The NSF-funded research grant, "Global Self-Organization of All Known Proteins – Toward a Complete Map of the Protein Space," has the goal of organizing and categorizing the hundreds of thousands of known proteins into a multi-dimensional map. By locating a new protein on the map, researchers might be able to guess its function by looking at others that fall nearby. Also, when a gene is sequenced, by comparing that sequence with others on the map, researchers might be able to predict the structure and function of the protein for which the gene codes.
Dimensions of the map indirectly reflect such characteristics as the physical shape, the topology or the amino acid sequence of proteins. Yona likens the idea to the periodic table of the elements, first proposed by Mendeleev in 1869, which arranges the elements in order of increasing proton numbers and places those with chemical similarities in the same columns. The table helped to predict elements that had not yet been discovered.
"You assume there is some underlying principle to this process," Yona explains. "Proteins evolved and generated a collection of different families, but it is not a random collection of families." He says he hopes to find global principles that may explain the organization and creation of the protein space.
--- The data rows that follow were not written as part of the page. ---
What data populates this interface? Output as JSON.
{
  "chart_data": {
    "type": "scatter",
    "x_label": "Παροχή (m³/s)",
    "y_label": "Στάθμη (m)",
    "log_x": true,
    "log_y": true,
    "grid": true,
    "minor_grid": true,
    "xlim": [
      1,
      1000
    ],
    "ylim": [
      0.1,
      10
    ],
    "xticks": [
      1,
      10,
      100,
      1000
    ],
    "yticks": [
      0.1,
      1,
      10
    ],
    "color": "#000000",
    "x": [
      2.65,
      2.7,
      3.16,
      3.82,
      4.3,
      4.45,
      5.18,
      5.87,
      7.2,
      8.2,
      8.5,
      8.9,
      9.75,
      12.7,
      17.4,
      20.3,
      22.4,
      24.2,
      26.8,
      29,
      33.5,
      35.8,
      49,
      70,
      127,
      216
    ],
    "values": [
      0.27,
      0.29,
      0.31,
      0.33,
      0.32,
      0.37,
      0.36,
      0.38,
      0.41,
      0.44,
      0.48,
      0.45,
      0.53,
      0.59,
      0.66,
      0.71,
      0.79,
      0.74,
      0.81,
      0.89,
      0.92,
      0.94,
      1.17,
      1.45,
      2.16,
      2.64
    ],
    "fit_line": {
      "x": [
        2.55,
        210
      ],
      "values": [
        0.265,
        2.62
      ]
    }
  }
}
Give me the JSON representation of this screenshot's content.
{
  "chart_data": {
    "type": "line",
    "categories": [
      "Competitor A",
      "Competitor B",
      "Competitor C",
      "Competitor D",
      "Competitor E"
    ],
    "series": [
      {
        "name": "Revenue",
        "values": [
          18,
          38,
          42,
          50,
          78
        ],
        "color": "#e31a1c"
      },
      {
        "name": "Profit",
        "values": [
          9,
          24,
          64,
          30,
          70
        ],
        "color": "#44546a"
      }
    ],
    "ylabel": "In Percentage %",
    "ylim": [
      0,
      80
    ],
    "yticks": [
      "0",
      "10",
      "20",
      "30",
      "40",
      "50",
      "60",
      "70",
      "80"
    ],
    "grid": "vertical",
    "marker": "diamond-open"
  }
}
A few proteins could be organized and classified by hand, just as biologists have organized and classified animals and plants. But there are so many known proteins that only computers can process all the possible relationships, he adds. The process takes months of calculations over large computer clusters (collections of microprocessors running in parallel to form a supercomputer).Since new proteins are added to the databases everyday, the map needs to be updated frequently, Yona points out. In addition, he says, with the development of new technologies, new types of protein data become available, all of which should be integrated into the map (such as gene expression data; information on protein-protein interactions; and the "context," or biological pathways, in which the protein participates). This poses serious theoretical as well as computational problems, he says.
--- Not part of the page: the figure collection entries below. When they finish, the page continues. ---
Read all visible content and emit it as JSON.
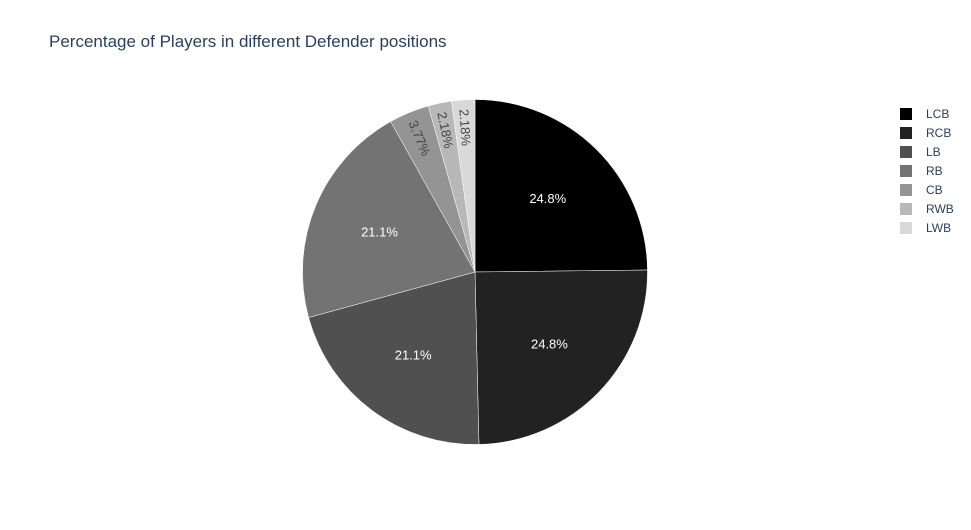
{
  "chart_data": {
    "type": "pie",
    "title": "Percentage of Players in different Defender positions",
    "legend_position": "top-right",
    "text_colors": {
      "dark_slice": "#ffffff",
      "light_slice": "#444444"
    },
    "legend_text_color": "#2a3f5f",
    "slices": [
      {
        "label": "LCB",
        "value": 24.8,
        "text": "24.8%",
        "color": "#000000"
      },
      {
        "label": "RCB",
        "value": 24.8,
        "text": "24.8%",
        "color": "#222222"
      },
      {
        "label": "LB",
        "value": 21.1,
        "text": "21.1%",
        "color": "#505050"
      },
      {
        "label": "RB",
        "value": 21.1,
        "text": "21.1%",
        "color": "#737373"
      },
      {
        "label": "CB",
        "value": 3.77,
        "text": "3.77%",
        "color": "#949494"
      },
      {
        "label": "RWB",
        "value": 2.18,
        "text": "2.18%",
        "color": "#b8b8b8"
      },
      {
        "label": "LWB",
        "value": 2.18,
        "text": "2.18%",
        "color": "#d9d9d9"
      }
    ]
  }
}
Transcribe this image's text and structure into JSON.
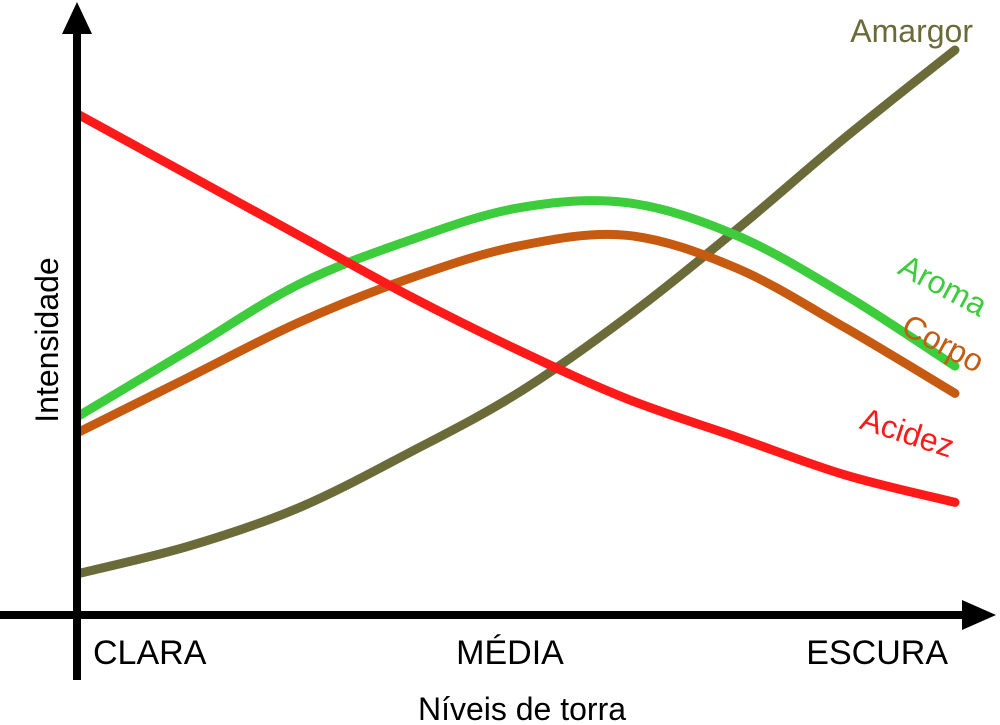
{
  "chart_data": {
    "type": "line",
    "xlabel": "Níveis de torra",
    "ylabel": "Intensidade",
    "categories": [
      "CLARA",
      "MÉDIA",
      "ESCURA"
    ],
    "xlim": [
      0,
      1
    ],
    "ylim": [
      0,
      1
    ],
    "grid": false,
    "legend": "inline labels at curve ends",
    "series": [
      {
        "name": "Amargor",
        "color": "#6b6b3a",
        "x": [
          0.0,
          0.125,
          0.25,
          0.375,
          0.5,
          0.625,
          0.75,
          0.875,
          1.0
        ],
        "y": [
          0.04,
          0.09,
          0.16,
          0.26,
          0.37,
          0.51,
          0.67,
          0.84,
          1.0
        ]
      },
      {
        "name": "Aroma",
        "color": "#3ccc3c",
        "x": [
          0.0,
          0.125,
          0.25,
          0.375,
          0.5,
          0.625,
          0.75,
          0.875,
          1.0
        ],
        "y": [
          0.33,
          0.45,
          0.57,
          0.65,
          0.71,
          0.72,
          0.66,
          0.55,
          0.42
        ]
      },
      {
        "name": "Corpo",
        "color": "#c55a10",
        "x": [
          0.0,
          0.125,
          0.25,
          0.375,
          0.5,
          0.625,
          0.75,
          0.875,
          1.0
        ],
        "y": [
          0.3,
          0.4,
          0.5,
          0.58,
          0.64,
          0.66,
          0.6,
          0.49,
          0.37
        ]
      },
      {
        "name": "Acidez",
        "color": "#ff1a1a",
        "x": [
          0.0,
          0.125,
          0.25,
          0.375,
          0.5,
          0.625,
          0.75,
          0.875,
          1.0
        ],
        "y": [
          0.88,
          0.77,
          0.66,
          0.55,
          0.45,
          0.36,
          0.29,
          0.22,
          0.17
        ]
      }
    ]
  }
}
Yona already has created a preliminary map and hopes to have a refined version available within a year. He has created a web site, ProtoMap (see details in box below), where researchers can submit protein descriptions or gene sequences and find their locations on the map. A second database (BioSpace), which he developed while at Stanford University, stores three-dimensional models for more than 160,000 proteins.
Yona received a B.S. in physics in 1992 and a Ph.D. in computer science in 1998 from Hebrew University in Jerusalem. He then worked in the Department of Structural Biology at Stanford, where he was a Burroughs Wellcome postdoctoral fellow. At Cornell, where he joined the faculty as assistant professor in January 2001, he teaches courses in computational molecular biology and machine learning.
The award, the NSF's most prestigious for new faculty members, recognizes and supports the early-career development activities of those teacher-scholars who are considered most likely to become the academic leaders of the 21st century.